The event held on March 27 at the Berkshire Athenaeum included a working lunch and encouraged public feedback. 

"All of this information that we're going to gather today from both you and the panelists is going to drive our next three-year strategic plan," explained Deborah Leonczyk, BCAC's executive director. 

The conversation ranged from health care and housing production to financial literacy and child care.  Participating agencies included Upside 413, The Brien Center, The Food Bank of Western Massachusetts, MassHire Berkshire Career Center, Berkshire Regional Transit Authority, Greylock Federal Credit Union, Massachusetts College of Liberal Arts, and Child Care of the Berkshires. 

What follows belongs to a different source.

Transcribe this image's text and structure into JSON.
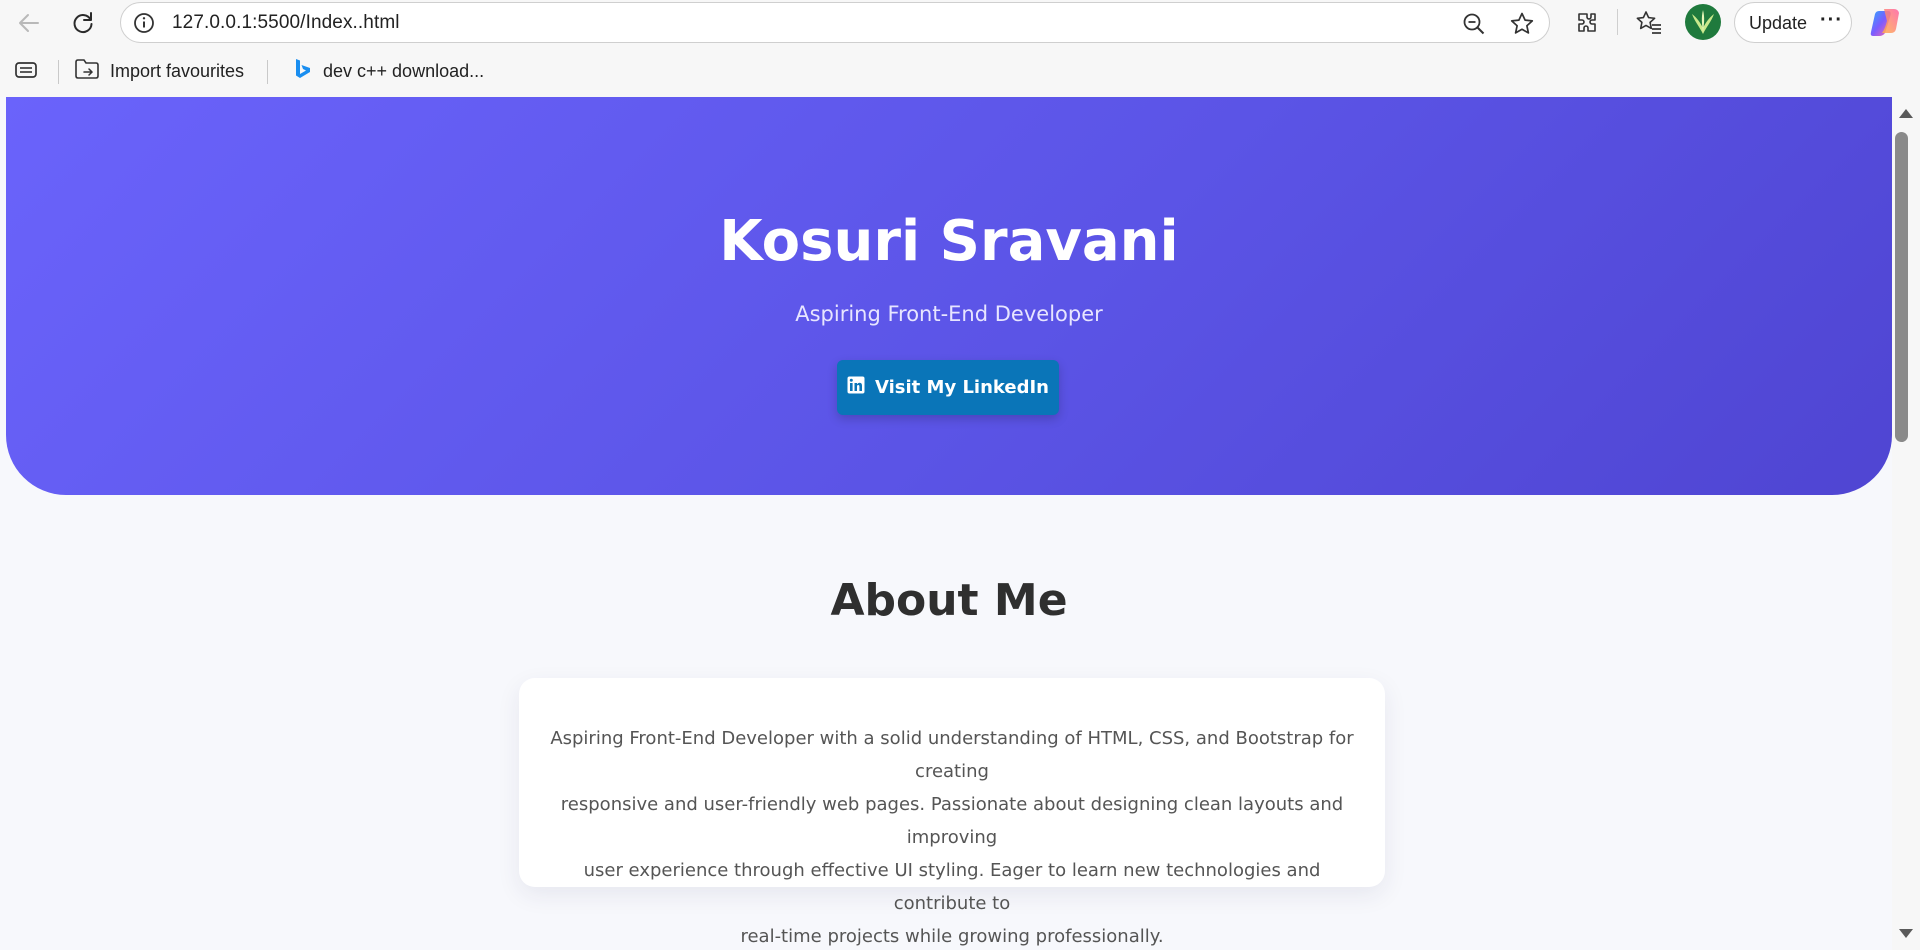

The federal choices Gordon spoke about included allocating $140 billion for the U.S. Immigration and Customs Enforcement, investing $38 billion to convert warehouses into detention centers, cutting $1 trillion from Medicaid over 10 years, a proposed 50 percent increase in the defense budget, and cutting federal funding for supportive housing programs. 

Gordon pointed to past comments about how the region can't build its way out of the housing crisis because of money. He withdrew that statement, explaining, "You know what? That's bullshit, actually."

"I'm going to be honest with you, that is absolute bullshit. I have just observed over the last year or so how we're spending our money and the amount of money that we're spending on the federal side, and I'm no longer saying in good conscience that we can't build our way out of this," he said. 

Upside 413 provided a "Housing Demand in Western Massachusetts" report that was done in collaboration with the University of Massachusetts at Amherst's Donahue Institute of Economic and Public Policy Research. It states that around 23,400 units are needed to meet current housing demand in Western Mass; 1,900 in Berkshire County in 2025.